En plus du danger constant de violence causé par la culture illégale de la coca, il y a des chiffres que les Etats créent pour assurer la protection d'une zone, mais ils ne fonctionnent pas à cause du manque de coordination avec les acteurs de la zone. C'est le cas de la forêt protégée du Triangle Cuembí, une zone protégée créée par le ministère équatorien de l'environnement en 2010 et qui abrite plus d'une douzaine de communautés indigènes, dont ceux de Wisuyá. Cependant, ces personnes n'ont pas été consultées et le contrôle de la zone a été cédé aux forces armées.

Entre 2010 et 2017, alors que la zone protégée de Cuembí était encore en vigueur, la perte de forêt a grimpé en flèche.
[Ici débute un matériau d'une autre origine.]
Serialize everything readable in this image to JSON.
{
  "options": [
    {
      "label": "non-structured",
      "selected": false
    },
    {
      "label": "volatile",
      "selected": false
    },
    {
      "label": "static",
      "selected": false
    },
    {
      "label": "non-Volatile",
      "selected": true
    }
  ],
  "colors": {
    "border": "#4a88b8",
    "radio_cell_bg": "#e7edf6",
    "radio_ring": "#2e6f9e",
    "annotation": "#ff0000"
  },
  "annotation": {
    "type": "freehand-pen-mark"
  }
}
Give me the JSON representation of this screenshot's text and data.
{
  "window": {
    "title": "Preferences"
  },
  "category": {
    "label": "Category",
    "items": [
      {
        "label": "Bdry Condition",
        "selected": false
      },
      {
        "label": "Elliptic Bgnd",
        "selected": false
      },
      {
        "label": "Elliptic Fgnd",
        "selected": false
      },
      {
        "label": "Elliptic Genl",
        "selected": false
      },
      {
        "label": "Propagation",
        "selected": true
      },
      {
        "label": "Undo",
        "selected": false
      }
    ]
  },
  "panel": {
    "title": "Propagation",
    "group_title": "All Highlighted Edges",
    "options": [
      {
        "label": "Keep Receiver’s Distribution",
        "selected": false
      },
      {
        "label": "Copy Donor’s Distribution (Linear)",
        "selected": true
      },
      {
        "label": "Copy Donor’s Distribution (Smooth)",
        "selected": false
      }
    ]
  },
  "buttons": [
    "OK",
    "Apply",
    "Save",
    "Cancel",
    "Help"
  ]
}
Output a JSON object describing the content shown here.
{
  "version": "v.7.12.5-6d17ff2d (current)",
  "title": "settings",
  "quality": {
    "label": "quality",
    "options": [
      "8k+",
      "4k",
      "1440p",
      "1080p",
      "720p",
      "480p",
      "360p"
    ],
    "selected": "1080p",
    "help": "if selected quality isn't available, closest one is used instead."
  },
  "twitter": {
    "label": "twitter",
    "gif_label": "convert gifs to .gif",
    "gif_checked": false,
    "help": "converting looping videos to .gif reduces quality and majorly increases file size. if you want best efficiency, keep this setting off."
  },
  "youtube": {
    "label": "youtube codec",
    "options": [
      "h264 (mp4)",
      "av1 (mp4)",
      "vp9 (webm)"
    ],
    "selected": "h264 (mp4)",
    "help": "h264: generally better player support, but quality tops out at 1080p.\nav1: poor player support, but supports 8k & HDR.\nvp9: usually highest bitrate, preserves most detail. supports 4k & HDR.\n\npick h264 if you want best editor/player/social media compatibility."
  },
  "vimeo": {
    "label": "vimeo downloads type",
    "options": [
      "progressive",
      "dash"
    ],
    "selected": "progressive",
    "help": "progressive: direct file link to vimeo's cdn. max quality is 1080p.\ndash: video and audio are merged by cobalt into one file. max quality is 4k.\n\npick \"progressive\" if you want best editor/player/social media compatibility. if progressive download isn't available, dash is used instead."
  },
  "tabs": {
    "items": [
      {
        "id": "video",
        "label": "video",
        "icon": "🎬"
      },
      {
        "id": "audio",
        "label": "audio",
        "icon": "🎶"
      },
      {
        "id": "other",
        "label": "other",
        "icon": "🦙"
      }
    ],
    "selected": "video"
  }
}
Selon les données sur la déforestation qu'Ecociencia a analysées, elle a augmenté de plus de 100 %. En 2010, 234 hectares ont été dévastés, en 2017 environ 526 et un an plus tard, en 2018, 477 hectares ont été perdus. "Cette déclaration ne semble pas réduire la tendance à la déforestation à un degré quelconque", déclare Maria Olga Borja d'Ecociencia. En juillet de cette année, après l'introduction du procès, la Cour constitutionnelle équatorienne s'est prononcée en faveur des Siona et a déclaré que la désignation était inconstitutionnelle.
 

L'impact sur l'environnement


La déforestation n'est pas le seul problème auquel les Siona sont confrontés, il y a aussi l'impact environnemental de la pollution causée par les cocinaderos. La transformation de la pâte de cocaïne de base commence par l'écrasement de la feuille. Ensuite, des composants chimiques tels que la chaux et l'acide sont ajoutés. Ce faisant, de grandes quantités d'eau sont nécessaires. Habituellement, les cuisines sont installées près des sources d'eau, telles que les rivières ou les ruisseaux, qui sont contaminées. Ces activités illégales, explique María Espinosa, sont menées par "des tiers, et non des indigènes, qui viennent avec l'incitation de pouvoir abattre la forêt pour y planter de la coca". Parmi ces personnes, il y aurait des groupes armés qui, comme les Siona, vivent des deux côtés : en Équateur et en Colombie. Sur les seuls territoires de Wisuyá et de Buenavista on en compte trois.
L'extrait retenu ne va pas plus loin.